Glasgow Film Festival: Brad Anderson's thriller is a star-studded misfire
The lunatics have quite literally taken over the asylum in Brad Anderson's latest, an inept effort that maintains some interest due to its overqualified cast. Anderson has form with mental hospital-set thrillers – having impressed with Session 9 back in 2001. However, for the director once responsible for Christian Bale’s hypnotic turn in The Machinist, this high-profile misfire represents another squandered opportunity. Promising ethical debate, Stonehearst Asylum (also known as Eliza Graves) instead delivers a constant stream of melodramatic gibberish.
Based loosely on an Edgar Allan Poe short story, the narrative features the comely Eliza Graves (Kate Beckinsale), who resides in Stonehearst Asylum, a remote and intimidating mental hospital, circa 1900. Dr Silas Lamb (Ben Kingsley) presides over the inmates, but the arrival of medical school graduate Edward Newgate (Jim Sturgess) reveals a dark secret: the real doctors, including Dr Benjamin Salt (Michael Caine), are being held prisoner in the dungeons of the building and want Newgate to help get them out. As he finds himself improbably falling in love with Eliza, Newgate becomes embroiled in a battle of wits between Lamb and Salt, men divided on how best to treat those with serious mental health conditions.
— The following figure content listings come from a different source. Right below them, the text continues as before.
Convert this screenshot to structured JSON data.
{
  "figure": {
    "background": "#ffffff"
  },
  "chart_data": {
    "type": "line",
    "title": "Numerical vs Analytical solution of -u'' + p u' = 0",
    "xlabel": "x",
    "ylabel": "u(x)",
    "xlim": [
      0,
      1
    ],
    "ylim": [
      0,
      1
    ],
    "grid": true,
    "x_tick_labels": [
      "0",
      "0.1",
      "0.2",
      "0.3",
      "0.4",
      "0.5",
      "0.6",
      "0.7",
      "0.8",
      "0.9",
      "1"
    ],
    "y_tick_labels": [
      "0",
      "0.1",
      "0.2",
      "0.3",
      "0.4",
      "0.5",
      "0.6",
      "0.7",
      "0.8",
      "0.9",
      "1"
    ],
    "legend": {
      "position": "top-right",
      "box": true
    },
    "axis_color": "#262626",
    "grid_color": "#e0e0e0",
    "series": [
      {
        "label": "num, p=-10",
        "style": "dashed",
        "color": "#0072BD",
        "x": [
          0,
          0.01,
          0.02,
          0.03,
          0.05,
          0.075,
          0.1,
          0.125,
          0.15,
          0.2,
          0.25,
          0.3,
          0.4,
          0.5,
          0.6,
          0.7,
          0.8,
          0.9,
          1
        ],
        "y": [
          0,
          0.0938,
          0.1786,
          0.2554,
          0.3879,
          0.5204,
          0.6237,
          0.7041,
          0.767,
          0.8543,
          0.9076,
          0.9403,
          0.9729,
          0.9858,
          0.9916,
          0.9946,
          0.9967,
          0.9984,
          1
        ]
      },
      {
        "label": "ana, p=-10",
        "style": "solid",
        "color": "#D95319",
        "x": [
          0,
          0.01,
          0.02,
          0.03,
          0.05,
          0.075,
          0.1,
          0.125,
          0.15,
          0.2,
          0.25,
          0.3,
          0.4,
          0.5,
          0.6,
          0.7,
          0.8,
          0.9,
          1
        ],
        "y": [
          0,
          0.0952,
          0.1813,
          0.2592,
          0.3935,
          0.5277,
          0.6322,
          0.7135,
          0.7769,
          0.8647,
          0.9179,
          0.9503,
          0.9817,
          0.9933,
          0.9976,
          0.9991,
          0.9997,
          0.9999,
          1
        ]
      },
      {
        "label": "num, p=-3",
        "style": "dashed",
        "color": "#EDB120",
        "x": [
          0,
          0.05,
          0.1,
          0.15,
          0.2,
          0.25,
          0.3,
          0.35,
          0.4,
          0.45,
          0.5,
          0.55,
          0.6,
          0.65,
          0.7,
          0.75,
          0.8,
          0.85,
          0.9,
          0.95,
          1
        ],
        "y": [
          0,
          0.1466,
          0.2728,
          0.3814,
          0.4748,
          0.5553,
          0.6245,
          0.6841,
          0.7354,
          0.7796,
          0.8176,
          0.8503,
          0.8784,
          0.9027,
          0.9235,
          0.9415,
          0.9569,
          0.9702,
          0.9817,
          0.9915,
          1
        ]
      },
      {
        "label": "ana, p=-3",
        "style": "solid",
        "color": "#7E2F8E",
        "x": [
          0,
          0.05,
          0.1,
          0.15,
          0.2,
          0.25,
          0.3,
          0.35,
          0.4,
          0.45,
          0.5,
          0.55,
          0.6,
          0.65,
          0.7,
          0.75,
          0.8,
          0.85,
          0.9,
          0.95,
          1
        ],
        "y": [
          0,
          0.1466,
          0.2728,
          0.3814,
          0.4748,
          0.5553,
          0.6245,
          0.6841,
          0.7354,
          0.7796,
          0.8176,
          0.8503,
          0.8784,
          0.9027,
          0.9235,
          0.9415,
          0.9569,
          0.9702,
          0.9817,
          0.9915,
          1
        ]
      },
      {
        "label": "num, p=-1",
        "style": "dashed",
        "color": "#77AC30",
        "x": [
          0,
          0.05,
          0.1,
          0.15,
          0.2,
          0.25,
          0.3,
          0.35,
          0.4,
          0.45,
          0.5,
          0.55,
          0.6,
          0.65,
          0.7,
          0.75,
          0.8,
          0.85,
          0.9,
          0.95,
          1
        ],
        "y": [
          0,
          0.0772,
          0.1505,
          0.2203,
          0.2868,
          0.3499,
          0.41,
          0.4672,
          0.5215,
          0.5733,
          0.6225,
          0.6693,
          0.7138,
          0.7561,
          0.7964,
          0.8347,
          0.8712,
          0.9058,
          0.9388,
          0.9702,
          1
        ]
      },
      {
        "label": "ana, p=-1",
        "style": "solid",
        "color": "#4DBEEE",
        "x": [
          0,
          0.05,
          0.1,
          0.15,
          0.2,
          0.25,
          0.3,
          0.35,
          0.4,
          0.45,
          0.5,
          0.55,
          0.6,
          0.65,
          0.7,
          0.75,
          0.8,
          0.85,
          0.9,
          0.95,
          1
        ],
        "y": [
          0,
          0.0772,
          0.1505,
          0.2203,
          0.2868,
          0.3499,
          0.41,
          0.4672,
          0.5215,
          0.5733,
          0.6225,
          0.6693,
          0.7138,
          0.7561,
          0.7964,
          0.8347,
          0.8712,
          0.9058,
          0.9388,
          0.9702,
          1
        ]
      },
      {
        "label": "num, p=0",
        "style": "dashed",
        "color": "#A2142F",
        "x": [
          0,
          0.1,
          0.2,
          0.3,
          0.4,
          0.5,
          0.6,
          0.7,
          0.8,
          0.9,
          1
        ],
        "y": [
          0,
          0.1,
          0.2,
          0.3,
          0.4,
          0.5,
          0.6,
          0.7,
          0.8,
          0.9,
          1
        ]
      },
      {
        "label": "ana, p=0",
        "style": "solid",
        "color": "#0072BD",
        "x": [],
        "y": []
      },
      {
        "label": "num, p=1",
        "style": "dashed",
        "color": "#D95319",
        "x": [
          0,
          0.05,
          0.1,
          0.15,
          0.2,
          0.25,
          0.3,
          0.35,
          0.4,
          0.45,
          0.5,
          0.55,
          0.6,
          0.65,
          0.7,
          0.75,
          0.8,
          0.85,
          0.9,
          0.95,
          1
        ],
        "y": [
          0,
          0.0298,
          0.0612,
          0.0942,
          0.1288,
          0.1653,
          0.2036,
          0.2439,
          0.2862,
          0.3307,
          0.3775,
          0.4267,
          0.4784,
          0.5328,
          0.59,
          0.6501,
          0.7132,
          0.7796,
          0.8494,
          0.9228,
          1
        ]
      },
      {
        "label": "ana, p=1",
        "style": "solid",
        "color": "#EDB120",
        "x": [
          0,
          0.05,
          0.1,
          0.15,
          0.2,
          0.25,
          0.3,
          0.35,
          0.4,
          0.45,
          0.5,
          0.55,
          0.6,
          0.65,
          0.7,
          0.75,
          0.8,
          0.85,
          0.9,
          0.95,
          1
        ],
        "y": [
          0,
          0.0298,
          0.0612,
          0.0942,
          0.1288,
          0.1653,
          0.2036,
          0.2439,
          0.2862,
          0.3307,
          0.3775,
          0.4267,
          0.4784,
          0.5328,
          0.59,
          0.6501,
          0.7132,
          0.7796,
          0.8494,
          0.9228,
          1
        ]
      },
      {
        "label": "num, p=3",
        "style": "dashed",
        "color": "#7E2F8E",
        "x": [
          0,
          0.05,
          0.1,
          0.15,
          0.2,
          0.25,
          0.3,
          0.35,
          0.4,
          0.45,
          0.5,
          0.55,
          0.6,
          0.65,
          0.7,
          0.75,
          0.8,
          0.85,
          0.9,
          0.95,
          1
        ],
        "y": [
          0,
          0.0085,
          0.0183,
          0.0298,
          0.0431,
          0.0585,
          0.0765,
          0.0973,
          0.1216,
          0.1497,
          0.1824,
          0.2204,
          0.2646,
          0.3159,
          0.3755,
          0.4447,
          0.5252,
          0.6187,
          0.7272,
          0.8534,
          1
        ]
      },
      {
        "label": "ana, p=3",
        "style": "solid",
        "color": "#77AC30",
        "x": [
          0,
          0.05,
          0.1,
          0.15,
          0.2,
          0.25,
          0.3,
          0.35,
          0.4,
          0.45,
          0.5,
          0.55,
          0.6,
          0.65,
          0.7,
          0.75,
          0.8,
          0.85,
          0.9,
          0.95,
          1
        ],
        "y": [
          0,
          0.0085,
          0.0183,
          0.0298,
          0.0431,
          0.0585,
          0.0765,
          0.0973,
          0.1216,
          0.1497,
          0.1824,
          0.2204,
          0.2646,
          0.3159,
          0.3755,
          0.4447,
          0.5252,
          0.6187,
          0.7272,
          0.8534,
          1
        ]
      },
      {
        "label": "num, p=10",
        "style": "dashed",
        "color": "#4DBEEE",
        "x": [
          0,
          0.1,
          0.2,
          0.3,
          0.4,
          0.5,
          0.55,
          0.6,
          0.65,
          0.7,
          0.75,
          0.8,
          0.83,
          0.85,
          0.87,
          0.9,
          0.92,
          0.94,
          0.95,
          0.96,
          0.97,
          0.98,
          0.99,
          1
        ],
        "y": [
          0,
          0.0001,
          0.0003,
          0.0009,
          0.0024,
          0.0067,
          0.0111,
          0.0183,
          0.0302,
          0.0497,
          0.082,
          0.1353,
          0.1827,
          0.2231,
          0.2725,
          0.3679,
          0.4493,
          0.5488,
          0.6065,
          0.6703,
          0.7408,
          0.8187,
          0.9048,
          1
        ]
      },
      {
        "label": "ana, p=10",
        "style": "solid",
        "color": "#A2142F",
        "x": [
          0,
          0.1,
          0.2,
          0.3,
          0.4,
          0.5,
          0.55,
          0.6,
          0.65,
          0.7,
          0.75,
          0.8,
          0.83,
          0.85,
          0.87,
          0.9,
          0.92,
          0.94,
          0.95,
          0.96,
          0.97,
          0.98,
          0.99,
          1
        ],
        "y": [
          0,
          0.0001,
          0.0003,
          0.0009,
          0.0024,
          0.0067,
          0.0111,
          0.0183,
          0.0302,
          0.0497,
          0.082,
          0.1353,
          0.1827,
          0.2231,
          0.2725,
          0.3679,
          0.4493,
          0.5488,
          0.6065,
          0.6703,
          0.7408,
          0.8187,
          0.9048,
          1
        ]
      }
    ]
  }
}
Sturgess has gained a dubious reputation for phoned-in leading-man roles in expensive flops (Across the Universe, Upside Down, Cloud Atlas) and contributes another pallid performance here, not helped by the unfortunate juxtaposition with Caine and Kingsley's barnstorming turns. He isn't the worst offender though: David Thewlis’ hammy work as murderous henchman Mickey Finn lacks only a parrot on his shoulder to qualify as a Long John Silver impression. Despite the attempt at romance the film is as short on sensitivity to relationships as it is long on fiery deaths and brimstone moralising. While its intentions were probably high-minded, the only reaction Stonehearst Asylum is likely to induce is hoots of derisive laughter.
Screening on Thu 26 Feb (under the title Eliza Graves) as part of the Glasgow Film Festival 2015. General release from Fri 24 Apr.